— C’est que, de 1842 à 1847, durant la première crise dont je t’ai parlé, le Journal des Débats et la Revue des Deux Mondes ont poussé des cris de terreur. Ces deux honorables publications déclaraient à tout propos que la France était au plus bas ; qu’une pléthore d’argent, maladie incurable, ruinerait infailliblement le commerce et l’industrie, et jetterait une perturbation terrible dans toutes les relations des hommes. Depuis 1853 jusqu’à ce jour, les mêmes publications, rédigées par les mêmes auteurs, recommencent les mêmes articles contre l’invasion des matières d’or. L’art de plaider le pour et le contre à dix années de distance, et d’épouvanter la nation par l’annonce de dangers imaginaires, s’appelle d’un nom particulier dans le langage des gens sérieux. C’est l’économie politique.
Là-dessus, comme l’ami Godard avait achevé sa toilette, il me donna rendez-vous à la Monnaie pour ce matin. Tu penses bien que je suis arrivé à l’heure dite.
L’Hôtel des monnaies est situé sur la rive gauche de la Seine. C’est un bel immeuble qui appartient à l’État. L’État se charge de le réparer ; l’État a dépensé tout dernièrement 55,000 francs pour faire gratter la façade. Le matériel énorme et coûteux qui remplit ce palais appartient à l’État. Les commissaires et contrôleurs chargés de surveiller le titre et le poids des monnaies, et d’empêcher qu’on ne fasse tort au public, sont rétribués par l’État.
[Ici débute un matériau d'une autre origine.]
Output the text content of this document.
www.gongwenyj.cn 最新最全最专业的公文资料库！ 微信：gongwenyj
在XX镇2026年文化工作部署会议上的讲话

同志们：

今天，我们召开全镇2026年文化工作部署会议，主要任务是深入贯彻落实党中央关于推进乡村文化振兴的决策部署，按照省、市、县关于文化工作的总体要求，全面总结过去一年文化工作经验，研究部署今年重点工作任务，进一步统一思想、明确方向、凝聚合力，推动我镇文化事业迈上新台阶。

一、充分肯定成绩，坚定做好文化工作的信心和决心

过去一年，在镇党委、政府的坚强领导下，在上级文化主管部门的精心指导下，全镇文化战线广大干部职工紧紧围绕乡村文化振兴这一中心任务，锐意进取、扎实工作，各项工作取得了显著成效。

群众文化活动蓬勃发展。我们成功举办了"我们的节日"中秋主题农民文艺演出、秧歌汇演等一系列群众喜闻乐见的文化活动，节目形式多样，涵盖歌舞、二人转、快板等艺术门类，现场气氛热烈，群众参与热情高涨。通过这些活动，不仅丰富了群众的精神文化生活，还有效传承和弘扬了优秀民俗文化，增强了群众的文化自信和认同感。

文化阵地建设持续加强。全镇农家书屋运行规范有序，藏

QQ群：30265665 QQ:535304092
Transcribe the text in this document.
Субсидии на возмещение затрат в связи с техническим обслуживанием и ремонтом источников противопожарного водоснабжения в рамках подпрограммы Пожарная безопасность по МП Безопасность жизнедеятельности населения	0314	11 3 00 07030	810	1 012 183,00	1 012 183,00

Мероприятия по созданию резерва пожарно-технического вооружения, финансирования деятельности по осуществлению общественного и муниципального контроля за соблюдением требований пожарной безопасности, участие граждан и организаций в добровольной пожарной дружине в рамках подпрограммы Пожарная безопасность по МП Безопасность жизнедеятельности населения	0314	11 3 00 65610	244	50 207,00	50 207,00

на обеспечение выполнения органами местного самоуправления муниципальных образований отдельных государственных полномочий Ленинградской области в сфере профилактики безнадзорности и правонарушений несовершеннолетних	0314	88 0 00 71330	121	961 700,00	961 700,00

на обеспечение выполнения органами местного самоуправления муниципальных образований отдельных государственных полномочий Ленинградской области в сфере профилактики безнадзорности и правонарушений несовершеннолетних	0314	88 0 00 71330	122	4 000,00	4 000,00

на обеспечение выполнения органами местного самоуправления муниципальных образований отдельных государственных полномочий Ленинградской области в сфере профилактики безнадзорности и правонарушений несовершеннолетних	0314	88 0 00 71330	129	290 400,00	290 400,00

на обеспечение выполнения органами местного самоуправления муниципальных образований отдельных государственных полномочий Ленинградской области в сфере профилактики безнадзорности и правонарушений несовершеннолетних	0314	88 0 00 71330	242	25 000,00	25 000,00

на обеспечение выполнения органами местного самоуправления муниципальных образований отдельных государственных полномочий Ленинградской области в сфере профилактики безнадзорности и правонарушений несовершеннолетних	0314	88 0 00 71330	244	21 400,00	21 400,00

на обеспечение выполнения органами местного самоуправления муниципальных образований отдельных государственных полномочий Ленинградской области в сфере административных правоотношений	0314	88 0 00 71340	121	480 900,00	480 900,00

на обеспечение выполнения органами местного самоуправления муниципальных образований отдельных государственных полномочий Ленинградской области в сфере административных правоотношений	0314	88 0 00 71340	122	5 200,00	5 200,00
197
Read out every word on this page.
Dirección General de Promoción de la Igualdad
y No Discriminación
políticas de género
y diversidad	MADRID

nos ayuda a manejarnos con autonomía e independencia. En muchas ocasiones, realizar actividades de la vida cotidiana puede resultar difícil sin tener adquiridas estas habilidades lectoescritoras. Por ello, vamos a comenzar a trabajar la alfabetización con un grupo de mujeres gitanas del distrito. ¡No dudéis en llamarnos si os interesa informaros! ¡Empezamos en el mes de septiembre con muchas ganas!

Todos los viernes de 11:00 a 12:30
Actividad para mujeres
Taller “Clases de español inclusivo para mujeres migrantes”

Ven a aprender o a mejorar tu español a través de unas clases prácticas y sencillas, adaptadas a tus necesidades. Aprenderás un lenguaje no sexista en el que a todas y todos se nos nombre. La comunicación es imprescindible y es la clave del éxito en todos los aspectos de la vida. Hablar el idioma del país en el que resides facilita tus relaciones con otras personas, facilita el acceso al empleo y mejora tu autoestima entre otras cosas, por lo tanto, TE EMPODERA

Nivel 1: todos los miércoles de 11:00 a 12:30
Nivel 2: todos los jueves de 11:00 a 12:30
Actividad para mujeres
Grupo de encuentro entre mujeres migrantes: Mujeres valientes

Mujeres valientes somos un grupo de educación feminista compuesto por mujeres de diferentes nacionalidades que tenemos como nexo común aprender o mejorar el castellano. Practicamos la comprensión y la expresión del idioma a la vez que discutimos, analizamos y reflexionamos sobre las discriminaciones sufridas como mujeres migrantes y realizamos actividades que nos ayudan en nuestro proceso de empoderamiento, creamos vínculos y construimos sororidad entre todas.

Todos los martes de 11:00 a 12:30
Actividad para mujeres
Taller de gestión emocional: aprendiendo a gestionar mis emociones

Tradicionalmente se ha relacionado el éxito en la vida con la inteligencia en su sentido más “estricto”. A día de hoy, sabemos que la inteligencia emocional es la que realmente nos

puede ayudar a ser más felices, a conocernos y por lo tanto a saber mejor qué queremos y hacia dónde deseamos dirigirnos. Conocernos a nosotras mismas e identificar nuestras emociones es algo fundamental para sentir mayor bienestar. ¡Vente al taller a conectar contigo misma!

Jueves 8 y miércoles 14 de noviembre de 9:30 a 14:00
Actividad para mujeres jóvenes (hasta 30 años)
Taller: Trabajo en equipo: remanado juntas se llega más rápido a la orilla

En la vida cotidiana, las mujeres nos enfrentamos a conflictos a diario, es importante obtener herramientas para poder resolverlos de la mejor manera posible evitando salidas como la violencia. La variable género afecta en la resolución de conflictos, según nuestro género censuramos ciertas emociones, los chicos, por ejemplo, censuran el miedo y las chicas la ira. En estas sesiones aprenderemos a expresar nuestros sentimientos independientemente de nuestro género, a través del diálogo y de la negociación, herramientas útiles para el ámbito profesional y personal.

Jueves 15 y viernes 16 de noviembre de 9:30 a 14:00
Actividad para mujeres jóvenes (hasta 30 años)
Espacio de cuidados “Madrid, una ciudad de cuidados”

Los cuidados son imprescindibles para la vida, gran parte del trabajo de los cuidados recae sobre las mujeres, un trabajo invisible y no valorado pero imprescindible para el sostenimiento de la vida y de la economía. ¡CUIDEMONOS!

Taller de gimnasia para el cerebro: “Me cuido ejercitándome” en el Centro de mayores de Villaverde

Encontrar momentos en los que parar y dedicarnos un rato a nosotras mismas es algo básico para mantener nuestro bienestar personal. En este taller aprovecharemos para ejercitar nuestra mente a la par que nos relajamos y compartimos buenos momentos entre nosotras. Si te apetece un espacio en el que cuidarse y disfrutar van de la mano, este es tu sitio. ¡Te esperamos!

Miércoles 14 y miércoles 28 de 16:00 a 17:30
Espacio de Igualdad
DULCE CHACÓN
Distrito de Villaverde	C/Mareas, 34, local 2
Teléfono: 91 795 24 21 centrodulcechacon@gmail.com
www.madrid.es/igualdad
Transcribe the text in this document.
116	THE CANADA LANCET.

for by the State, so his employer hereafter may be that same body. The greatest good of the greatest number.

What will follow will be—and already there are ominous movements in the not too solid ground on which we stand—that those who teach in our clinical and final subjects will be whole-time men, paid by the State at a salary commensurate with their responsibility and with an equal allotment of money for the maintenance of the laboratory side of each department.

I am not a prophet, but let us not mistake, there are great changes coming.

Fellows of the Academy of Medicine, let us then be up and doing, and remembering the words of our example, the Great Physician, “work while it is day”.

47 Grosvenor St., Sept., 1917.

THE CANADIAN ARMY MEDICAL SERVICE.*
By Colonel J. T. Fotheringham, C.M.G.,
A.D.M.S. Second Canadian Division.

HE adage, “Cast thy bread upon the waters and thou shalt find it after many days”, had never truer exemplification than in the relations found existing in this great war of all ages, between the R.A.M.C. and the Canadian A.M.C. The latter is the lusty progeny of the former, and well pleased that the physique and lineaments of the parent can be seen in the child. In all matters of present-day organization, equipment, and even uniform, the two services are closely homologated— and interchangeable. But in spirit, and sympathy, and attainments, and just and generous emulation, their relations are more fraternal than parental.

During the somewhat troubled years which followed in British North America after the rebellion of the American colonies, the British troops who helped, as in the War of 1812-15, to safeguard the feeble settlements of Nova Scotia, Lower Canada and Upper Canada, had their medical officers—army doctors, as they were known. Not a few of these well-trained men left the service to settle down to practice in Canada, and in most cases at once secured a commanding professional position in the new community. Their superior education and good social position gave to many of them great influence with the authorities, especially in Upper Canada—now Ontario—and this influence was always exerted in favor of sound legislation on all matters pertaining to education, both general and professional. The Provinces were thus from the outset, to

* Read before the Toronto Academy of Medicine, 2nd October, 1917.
L’État dépense tous les ans 189,400 francs pour que les monnaies françaises soient les plus justes et les plus loyales de l’univers.
Dans cet immeuble, avec ce matériel, sous l’inspection de ces commissaires, un simple particulier fabrique, tous les ans, pour cinq cents millions de monnaies à ses risques et à son profit personnel. Quiconque a besoin d’or ou d’argent monnayé s’adresse à cet entrepreneur, et lui porte le métal en lingots. Sa clientèle se compose des grandes compagnies, des financiers, de la Banque de France et de l’État lui-même. Si M. de Rothschild, l’État ou M. Mirès a besoin de dix millions en pièces de vingt francs, il porte ses lingots à l’entrepreneur, qui rend la somme dans un délai déterminé, après s’être payé des frais de fabrication. Ces frais, fixés par deux décrets de 1849 et de 1854, se montent à 1 franc 50 centimes par kilogramme d’argent, et 6 francs 70 centimes par kilogramme d’or. L’État les subit comme un simple particulier, avec cette différence, cependant, que l’entrepreneur réduit quelquefois ses tarifs en faveur d’une maison de banque et jamais en faveur de l’État.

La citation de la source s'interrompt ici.